I have a pretty large dataset dataset(2 milliom records), which consists of 2 columns:

  1. Text(up to 3-4 words, usually short)
  2. Labels for prediction(up to 3-4 words as well)

What I want to do is to apply pretrained Roberta model for zero-shot classification. Here is the way I did it:

#convert pandas to dataset:
dataset = Dataset.from_pandas(data)

#loading model:
model = AutoModelForSequenceClassification.from_pretrained('joeddav/xlm-roberta-large-xnli')
tokenizer = AutoTokenizer.from_pretrained('joeddav/xlm-roberta-large-xnli')

classifier = pipeline("zero-shot-classification", model= model,tokenizer = tokenizer ,framework = 'pt')
hypothesis_template = "Im Text geht es um {}"

#define prediction function and apply it to the dataset
def prediction(record,classifier):
    hypothesis_template = "Im Text geht es um {}"
    output = classifier(record['text'],record['label'],hypothesis_template=hypothesis_template)
    record['prediction'] = output['labels'][0]
    record['scores'] = output['scores'][0]
    return record x: prediction(x,classifier=classifier))

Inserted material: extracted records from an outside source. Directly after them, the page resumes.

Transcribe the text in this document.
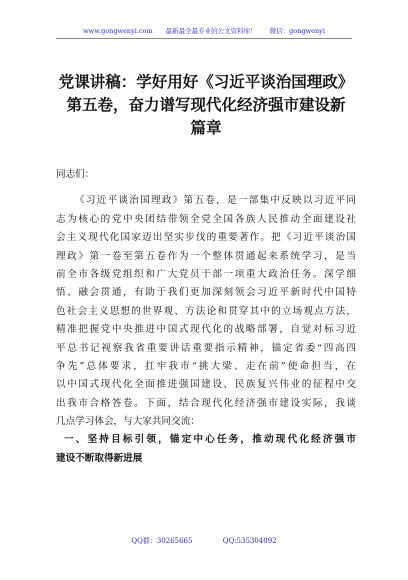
www.gongwenyi.com　　最新最全最专业的公文资料库！　　微信：gongwenyi
党课讲稿：学好用好《习近平谈治国理政》
第五卷，奋力谱写现代化经济强市建设新
篇章
同志们：
《习近平谈治国理政》第五卷，是一部集中反映以习近平同
志为核心的党中央团结带领全党全国各族人民推动全面建设社
会主义现代化国家迈出坚实步伐的重要著作。把《习近平谈治国
理政》第一卷至第五卷作为一个整体贯通起来系统学习，是当
前全市各级党组织和广大党员干部一项重大政治任务。深学细
悟、融会贯通，有助于我们更加深刻领会习近平新时代中国特
色社会主义思想的世界观、方法论和贯穿其中的立场观点方法，
精准把握党中央推进中国式现代化的战略部署，自觉对标习近
平总书记视察我省重要讲话重要指示精神，锚定省委“四高四
争先”总体要求，扛牢我市“挑大梁、走在前”使命担当，在
以中国式现代化全面推进强国建设、民族复兴伟业的征程中交
出我市合格答卷。下面，结合现代化经济强市建设实际，我谈
几点学习体会，与大家共同交流：
一、坚持目标引领，锚定中心任务，推动现代化经济强市
建设不断取得新进展
QQ群：30265665	QQ:535304092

But I am not sure if it’s the most efficient way for inference(unfortunately it process approximately 2-3 records per second, which is too slow). Official page (Pipelines) says, that I should avoid batching if I am using CPU. But still my questions are :

  1. Is pipeline wrapper pipeline fast enough or should stick to ‘lower level’(for example: native Pytorch)?
  2. Is inference though .map considered a good practice? If not, what should be used instead?
  3. Having relative short text(maximum 5-6 words) should batching be used instead of one record at a time?